Случайные попытки примирить или хотя бы сблизить эти полюсы мировоззрения, как правило, начинались с курьезов и заканчивались провалом. Не мудрствуя лукаво, некий поэт предложил строить дома в Петрограде и Москве исключительно вдоль линии Октябрьской железной дороги. Через десять лет оба города должны были слиться в один, с центральной улицей - «КузНевским проспектом». От этого «петербургско-московского гибрида» в фольклоре остался неуклюжий топоним для нового административно-территориального образования, - «Петросква».
Ни формально, ни фигурально объединить две столицы не удается. Практически нет ни одной фольклорной записи, где бы при упоминании этих двух городов-антиподов не была бы подчеркнута их полярная противоположность. Купеческое высокомерие Москвы столкнулось с аристократическим максимализмом неофита. Владимир Даль записывает пословицу: «Москва создана веками, Питер - миллионами». Затем эта пословица, передаваясь из уст в уста и совершенствуясь, приобретала новые варианты. Один из них наиболее точно отражает суть межстоличных противоречий: «Москва выросла, Петербург выращен». Вот этого-то, как оказалось, и было невозможно простить юному выскочке, посягнувшему на лидерство.

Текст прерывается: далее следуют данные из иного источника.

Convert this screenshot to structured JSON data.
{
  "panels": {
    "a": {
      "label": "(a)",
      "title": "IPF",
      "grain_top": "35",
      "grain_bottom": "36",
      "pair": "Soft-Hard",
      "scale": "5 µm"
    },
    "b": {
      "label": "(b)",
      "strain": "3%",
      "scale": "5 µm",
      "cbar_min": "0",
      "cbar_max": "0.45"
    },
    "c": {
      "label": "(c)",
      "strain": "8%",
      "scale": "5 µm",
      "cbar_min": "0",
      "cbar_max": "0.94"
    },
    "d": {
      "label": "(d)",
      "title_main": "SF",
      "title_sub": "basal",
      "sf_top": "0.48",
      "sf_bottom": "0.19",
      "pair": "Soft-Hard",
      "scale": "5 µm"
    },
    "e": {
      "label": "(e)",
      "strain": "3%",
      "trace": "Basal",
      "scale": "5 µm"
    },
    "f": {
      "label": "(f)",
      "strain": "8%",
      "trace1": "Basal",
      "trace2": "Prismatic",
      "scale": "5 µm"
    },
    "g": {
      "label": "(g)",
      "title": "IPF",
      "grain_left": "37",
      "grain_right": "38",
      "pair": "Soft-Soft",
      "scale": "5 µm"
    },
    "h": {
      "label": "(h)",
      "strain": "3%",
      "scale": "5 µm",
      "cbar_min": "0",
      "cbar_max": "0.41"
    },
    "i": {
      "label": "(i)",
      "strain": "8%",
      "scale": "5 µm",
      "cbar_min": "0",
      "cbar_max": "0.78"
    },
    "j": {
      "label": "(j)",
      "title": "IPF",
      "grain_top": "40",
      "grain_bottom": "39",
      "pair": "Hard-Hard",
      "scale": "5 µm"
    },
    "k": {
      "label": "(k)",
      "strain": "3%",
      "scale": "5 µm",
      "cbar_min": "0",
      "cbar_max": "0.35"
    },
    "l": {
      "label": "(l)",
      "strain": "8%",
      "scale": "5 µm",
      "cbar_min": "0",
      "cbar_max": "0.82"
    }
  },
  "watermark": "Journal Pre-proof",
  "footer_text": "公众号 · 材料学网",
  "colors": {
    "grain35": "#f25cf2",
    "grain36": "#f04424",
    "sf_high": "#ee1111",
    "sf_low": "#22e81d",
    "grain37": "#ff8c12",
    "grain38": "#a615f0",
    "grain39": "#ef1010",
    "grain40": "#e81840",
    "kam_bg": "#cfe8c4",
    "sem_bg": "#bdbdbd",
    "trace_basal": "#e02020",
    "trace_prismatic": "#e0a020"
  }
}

Даже в середине XIX века, через полтора столетия после основания Петербурга, москвичей не покидала тайная надежда, что «Петербургу суждено окончить свои дни, уйдя в болото». Лозунгом, целого направления русской общественной мысли середины XIX века - славянофильства - было: «Да здравствует Москва и да погибнет Петербург!» А ведь славянофильство исповедовали такие деятели русской культуры, как братья Аксаковы, Хомяков, Тютчев.
После такого принципиального выпада Москвы начался, что называется, обмен любезностями, длящийся с переменным успехом до сих пор. Петербург обозвал Москву «большой деревней», а москвичей - «пролетариями». При этом петербуржцы всегда были в полной уверенности, что «при упоминании о северной столице у членов правительства меняются лица» и «по ком промахнется Москва, по тому попадет Питер». Хотя, как посмотреть, бывало и наоборот: «В Москве сруб срубят, а в Питер стружки летят».

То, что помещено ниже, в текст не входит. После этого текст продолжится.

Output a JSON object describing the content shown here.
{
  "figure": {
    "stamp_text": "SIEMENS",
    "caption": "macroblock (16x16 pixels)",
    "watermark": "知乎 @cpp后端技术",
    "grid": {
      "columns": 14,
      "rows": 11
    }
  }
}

Спор шел не о привилегиях, а о приоритетах. Выражаясь метафорически, речь шла о символе веры. Среди петербургских пословиц значительное место занимают такие: «Питер - голова, Москва - сердце»; «Питер - кормило, Москва - корм»; «Новгород - отец, Киев - мать, Москва - сердце, Петербург - голова» и «Москва - сердце России, Питер - ум, а Нижний Новгород - тугой карман».
Во второй половине XIX века, особенно после того, как в разговор о столицах активно включились Добролюбов, Герцен, Белинский, Гоголь, афористические оценки которых вошли в золотой фонд петербургского фольклора, анатомический ассортимент частей человеческого организма в сравнительном анализе достоинств и недостатков двух столиц заметно расширился: «Москва - от сердца, Петербург - от головы»; «Москва - голова России, Петербург - ее легкие». Надо полагать, легкие, которыми Россия дышит свежим воздухом мировой цивилизации.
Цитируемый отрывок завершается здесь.